Of interest to feminist philosophers…I haven’t read this but I’m intrigued. I’m curious as to whether the foreign language effect applies to the kind of biases feminists and others have been concerned about in academic life. Should we conducting hiring committee meetings in German, for example?
“The Foreign-Language Effect: Thinking in a Foreign Tongue Reduces Decision Biases”
Abstract
Would you make the same decisions in a foreign language as you would in your native tongue? It may be intuitive that people would make the same choices regardless of the language they are using, or that the difficulty of using a foreign language would make decisions less systematic. We discovered, however, that the opposite is true: Using a foreign language reduces decision-making biases. Four experiments show that the framing effect disappears when choices are presented in a foreign tongue. Whereas people were risk averse for gains and risk seeking for losses when choices were presented in their native tongue, they were not influenced by this framing manipulation in a foreign language. Two additional experiments show that using a foreign language reduces loss aversion, increasing the acceptance of both hypothetical and real bets with positive expected value. We propose that these effects arise because a foreign language provides greater cognitive and emotional distance than a native tongue does.
Boaz Keysar,
Sayuri L. Hayakawa and
Sun Gyu An
The University of Chicago
Published online before print April 18, 2012, doi: 10.1177/0956797611432178 Psychological Science April 18, 2012 0956797611432178
The article seems interesting, but I find it difficult to agree with it, especially because it does not seem that the experiment considered the very likely situation when people use a foreign language so much that they identify it as their own. I feel I am quite personal in my response, but I could definitely answer that I do take the same decisions in both my native tongue and English, which is my second language.

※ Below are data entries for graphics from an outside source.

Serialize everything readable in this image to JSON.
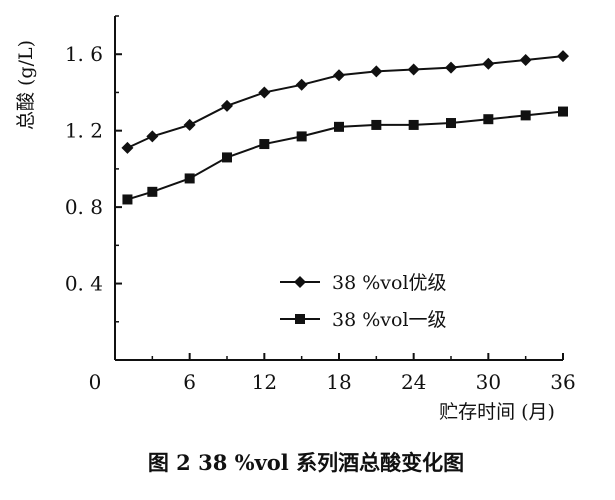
{
  "caption": "图 2   38 %vol 系列酒总酸变化图",
  "chart_data": {
    "type": "line",
    "xlabel": "贮存时间 (月)",
    "ylabel": "总酸 (g/L)",
    "xlim": [
      0,
      36
    ],
    "ylim": [
      0,
      1.8
    ],
    "x_ticks": [
      0,
      6,
      12,
      18,
      24,
      30,
      36
    ],
    "y_ticks": [
      0.4,
      0.8,
      1.2,
      1.6
    ],
    "x_tick_labels": [
      "0",
      "6",
      "12",
      "18",
      "24",
      "30",
      "36"
    ],
    "y_tick_labels": [
      "0. 4",
      "0. 8",
      "1. 2",
      "1. 6"
    ],
    "grid": false,
    "legend_position": "center",
    "series": [
      {
        "name": "38 %vol优级",
        "marker": "diamond",
        "color": "#111111",
        "x": [
          1,
          3,
          6,
          9,
          12,
          15,
          18,
          21,
          24,
          27,
          30,
          33,
          36
        ],
        "values": [
          1.11,
          1.17,
          1.23,
          1.33,
          1.4,
          1.44,
          1.49,
          1.51,
          1.52,
          1.53,
          1.55,
          1.57,
          1.59
        ]
      },
      {
        "name": "38 %vol一级",
        "marker": "square",
        "color": "#111111",
        "x": [
          1,
          3,
          6,
          9,
          12,
          15,
          18,
          21,
          24,
          27,
          30,
          33,
          36
        ],
        "values": [
          0.84,
          0.88,
          0.95,
          1.06,
          1.13,
          1.17,
          1.22,
          1.23,
          1.23,
          1.24,
          1.26,
          1.28,
          1.3
        ]
      }
    ]
  }
}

However, the article does not give enough information and I think we need better research when it comes to language, because the phenomenon is very complex and a lot more complex than they seem to present it here, as there are not taken into account factors like how much one uses or knows a foreign language.
Like Madalina, I feel that I take the same kind of decisions in either languages. The fact is my work language is English. It is not the case that sometimes I take a work-related decision in French and sometimes in English. In a way, I guess, English is my native language with regards to work. I am wondering if what they are talking about operates at a subconscious level, much the same way that unconscious bias operates.